En réalité, l’on pourrait dire avec Cornelius Castoriadis que la modernité est traversée par une tension entre deux grandes significations imaginaires: une de domination rationnelle du monde, que nous venons d’évoquer, et une d’autonomie. Pendant longtemps – c’est tout le sens des philosophies progressistes de l’histoire – l’on a pensé que ces deux significations imaginaires étaient indissociables l’une de l’autre, que l’émancipation des êtres humains passait nécessairement par la soumission de la nature. Aujourd’hui, nous savons qu’il n’en est rien. Non seulement l’autonomie se trouve menacée là même où elle s’était affirmée avec le plus de vigueur depuis deux siècles, c’est-à-dire dans l’espace politique (quelles que soient les imperfections de la «liberté» dans les régimes libéraux, la laïcité marque bien une autonomie du politique par rapport au religieux, les libertés fondamentales une autonomie de l’individu par rapport au corps social, etc.), mais notre maîtrise croissante de la nature et l’avancée du capitalisme qui l’accompagne détruisent également l’autonomie des individus et des sociétés dans leurs espaces domestiques et communs, comme s’est employé à le montrer Ivan Illich dans l’ensemble de son œuvre.

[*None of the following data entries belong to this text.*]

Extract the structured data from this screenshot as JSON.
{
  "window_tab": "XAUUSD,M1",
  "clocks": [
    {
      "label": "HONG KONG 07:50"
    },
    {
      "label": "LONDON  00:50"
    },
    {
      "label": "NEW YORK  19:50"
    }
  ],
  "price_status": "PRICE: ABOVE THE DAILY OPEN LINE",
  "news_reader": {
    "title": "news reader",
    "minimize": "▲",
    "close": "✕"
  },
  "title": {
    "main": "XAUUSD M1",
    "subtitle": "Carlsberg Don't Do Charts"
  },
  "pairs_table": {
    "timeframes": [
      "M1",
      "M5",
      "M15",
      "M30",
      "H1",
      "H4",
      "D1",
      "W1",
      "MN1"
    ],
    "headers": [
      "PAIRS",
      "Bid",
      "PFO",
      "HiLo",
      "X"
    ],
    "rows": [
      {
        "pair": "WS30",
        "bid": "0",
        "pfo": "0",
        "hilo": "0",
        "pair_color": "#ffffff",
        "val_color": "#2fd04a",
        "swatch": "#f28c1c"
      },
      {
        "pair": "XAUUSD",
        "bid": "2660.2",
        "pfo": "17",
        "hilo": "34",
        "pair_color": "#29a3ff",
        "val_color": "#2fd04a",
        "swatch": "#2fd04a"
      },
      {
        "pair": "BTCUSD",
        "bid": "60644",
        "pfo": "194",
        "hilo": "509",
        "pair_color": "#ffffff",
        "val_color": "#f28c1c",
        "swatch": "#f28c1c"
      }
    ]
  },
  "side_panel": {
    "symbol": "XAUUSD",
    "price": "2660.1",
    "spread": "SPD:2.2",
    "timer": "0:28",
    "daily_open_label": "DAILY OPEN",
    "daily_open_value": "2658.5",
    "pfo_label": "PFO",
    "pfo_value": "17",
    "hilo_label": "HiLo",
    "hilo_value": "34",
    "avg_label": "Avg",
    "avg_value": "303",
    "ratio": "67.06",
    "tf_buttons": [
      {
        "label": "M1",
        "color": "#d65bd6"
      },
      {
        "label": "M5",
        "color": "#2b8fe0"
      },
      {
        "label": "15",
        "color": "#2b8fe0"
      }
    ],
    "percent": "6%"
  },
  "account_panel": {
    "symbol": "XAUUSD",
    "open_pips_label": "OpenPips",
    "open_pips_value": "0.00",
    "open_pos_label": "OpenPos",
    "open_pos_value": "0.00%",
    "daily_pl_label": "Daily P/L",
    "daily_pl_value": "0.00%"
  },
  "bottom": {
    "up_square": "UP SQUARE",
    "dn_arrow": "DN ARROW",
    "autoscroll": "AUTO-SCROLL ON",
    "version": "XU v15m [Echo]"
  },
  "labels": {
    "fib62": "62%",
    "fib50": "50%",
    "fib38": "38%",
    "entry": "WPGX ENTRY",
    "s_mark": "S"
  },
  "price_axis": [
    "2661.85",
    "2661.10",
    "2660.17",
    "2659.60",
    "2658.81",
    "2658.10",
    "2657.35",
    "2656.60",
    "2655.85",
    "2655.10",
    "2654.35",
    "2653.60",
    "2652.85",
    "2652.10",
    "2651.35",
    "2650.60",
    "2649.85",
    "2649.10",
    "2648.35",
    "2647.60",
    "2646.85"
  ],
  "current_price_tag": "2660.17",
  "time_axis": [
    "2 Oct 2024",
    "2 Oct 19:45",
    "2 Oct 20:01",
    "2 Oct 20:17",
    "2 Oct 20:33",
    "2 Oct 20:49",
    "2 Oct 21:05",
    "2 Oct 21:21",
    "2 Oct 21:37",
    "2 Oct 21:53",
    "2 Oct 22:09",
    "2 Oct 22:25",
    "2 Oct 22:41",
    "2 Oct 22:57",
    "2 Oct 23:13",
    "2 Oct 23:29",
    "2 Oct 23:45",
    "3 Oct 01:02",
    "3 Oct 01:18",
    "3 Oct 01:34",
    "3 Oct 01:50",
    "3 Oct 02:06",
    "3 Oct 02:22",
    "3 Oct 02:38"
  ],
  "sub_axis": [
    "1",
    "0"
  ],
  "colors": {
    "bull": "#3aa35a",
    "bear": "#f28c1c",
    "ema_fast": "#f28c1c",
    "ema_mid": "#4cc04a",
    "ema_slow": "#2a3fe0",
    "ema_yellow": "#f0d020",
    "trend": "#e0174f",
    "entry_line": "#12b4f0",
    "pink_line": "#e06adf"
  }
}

Jamais société n’avait porté l’étendard de la liberté avec autant d’ardeur et jamais pourtant elle n’avait détruit avec autant de zèle les formes concrètes de la liberté et de l’autonomie. Jamais en effet notre vie quotidienne n’avait été à ce point asservie à des structures hétéronomes ; aujourd’hui, la satisfaction du moindre de nos besoins fondamentaux – l’eau, l’électricité, l’habitat, la nourriture, le chauffage… – est tributaire de systèmes politiques, industriels et économiques complexes et fragiles sur lesquels nous n’exerçons aucun contrôle. Non seulement l’autonomie n’est pas la fille du progrès des sciences et des techniques, mais il semble au contraire que chaque progrès dans la possession de la nature s’accompagne d’une avancée proportionnelle dans la dépossession de la capacité des individus et des communautés à assurer eux-mêmes leur reproduction matérielle et symbolique.
En critiquant l’héritage de la signification imaginaire de domination rationnelle du monde, tout en assumant celui de la signification imaginaire de l’autonomie, l’écologie politique s’affirme clairement comme une réflexion critique de la modernité sur elle-même, et non – la nuance est cruciale – comme une critique de la modernité en soi, comme le voudraient ceux et celles qui entendent la réduire à une pensée réactionnaire. Critique, parce que tout en admettant que l’ordre social est toujours auto-institué et en refusant l’hétéronomie caractéristique des sociétés traditionnelles et religieuses, l’écologie politique s’oppose au projet moderne d’une table rase et d’une autofondation rationnelle de la société qui ne tiendrait pas compte des relations socioécologiques qui nous constituent: s’il ne peut y avoir de table rase ou d’arrachement définitif au passé, c’est au premier chef parce que toute société est structurellement dépendante d’une réalité qui la précède et dont elle hérite indépendamment de sa volonté, c’est-à-dire de façon hétéronome: la nature. Moderne, parce que l’écologie politique ne considère pas pour autant que cette réalité irréductiblement hétéronome qui est au cœur de toute vie humaine doive fonder les institutions sociales et parce qu’elle demeure au contraire attachée à la perspective proprement révolutionnaire d’une transformation radicale de la société.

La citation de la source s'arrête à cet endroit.